Les profs stagiaires claquent la porte de l’école
Le nombre de stagiaires démissionnaires a explosé en quatre ans
Apeine entré dans le métier de professeur des écoles, Samuel s’apprête déjà à le quitter. Un cas pas franchement isolé, car le nombre de démissions d’enseignants stagiaires a triplé dans le primaire et doublé dans le secondaire en quatre ans, comme l’indique un récent rapport sénatorial sur le budget de l’Éducation nationale.
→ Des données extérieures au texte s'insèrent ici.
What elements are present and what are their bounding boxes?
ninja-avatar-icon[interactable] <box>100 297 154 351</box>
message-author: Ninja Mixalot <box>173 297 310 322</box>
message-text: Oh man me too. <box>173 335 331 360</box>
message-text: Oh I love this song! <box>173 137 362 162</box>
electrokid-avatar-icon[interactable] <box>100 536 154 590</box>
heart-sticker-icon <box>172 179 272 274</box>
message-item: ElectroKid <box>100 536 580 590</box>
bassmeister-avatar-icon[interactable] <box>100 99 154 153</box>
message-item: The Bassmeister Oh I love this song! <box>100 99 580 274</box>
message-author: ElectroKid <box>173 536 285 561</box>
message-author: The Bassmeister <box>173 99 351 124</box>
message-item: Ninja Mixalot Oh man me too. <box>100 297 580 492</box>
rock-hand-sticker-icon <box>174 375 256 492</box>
L’avenir professionnel de Samuel s’annonçait pourtant radieux. Titulaire d’un master en sociologie politique, il réussit le concours de professeur des écoles du premier coup. « J’étais ravi, car j’avais très envie de travailler au contact des enfants », raconte-t-il à 20 minutes. Mais il déchante rapidement. Affecté à la rentrée 2016 dans une école primaire à Aulnay-sous-Bois (Seine-Saint-Denis), le jeune homme de 27 ans est chargé d’enseigner à mi-temps dans une classe de CM2, tout en poursuivant en parallèle sa formation dans une école supérieure du professorat et de l’éducation (Espe). « Je n’avais pas été formé à la tenue de classe et je n’avais pas de tuteur. Je me suis retrouvé seul devant 25 élèves, c’était un saut dans le vide, même si j’avais bien préparé mes cours au préalable », confie-t-il. « Peutêtre mes élèves ont-ils ressenti mon stress, car ils étaient très agités », se souvient-il.
Manque de soutien
Il demande conseil à la directrice d’école. « Au lieu de m’encourager, elle m’a dit dès le premier jour que je n’étais pas fait pour ce métier et a déclaré que j’avais “une mauvaise hygiène de vie”. » Seule une conseillère de l’inspection le pousse à persévérer. Envoyé dans un autre établissement, Samuel travaille en binôme avec une autre enseignante, qui lui fait des retours plutôt positifs. Le répit est de courte durée. Affecté dans une nouvelle école, le jeune homme est convoqué au rectorat. « J’ai passé les dix pires minutes de ma vie, car l’inspectrice n’a eu de cesse de me critiquer. J’étais certes loin d’être parfait dans ma pratique, mais on ne m’a pas laissé le temps de m’améliorer », regrette-t-il. Il n’est pas retourné travailler depuis les vacances de la Toussaint. « J’ai décidé de démissionner : si j’avais continué, j’aurais pété un câble. J’avais l’impression d’être nul, malgré le fait que je me sentais bien avec les enfants », confiet-il. « Ce qui est regrettable, c’est qu’avec davantage d’aide, j’aurais persévéré jusqu’à la fin de l’année scolaire pour déterminer si j’étais vraiment fait pour ce métier ou non, déplore-t-il. La mode de la bienveillance dans l’Education nationale, je ne l’ai pas ressentie envers moi. ». Samuel attend aujourd’hui la fin de son préavis de démission pour « trouver un travail plus en rapport avec mon diplôme d’origine », annonce-t-il avec regret.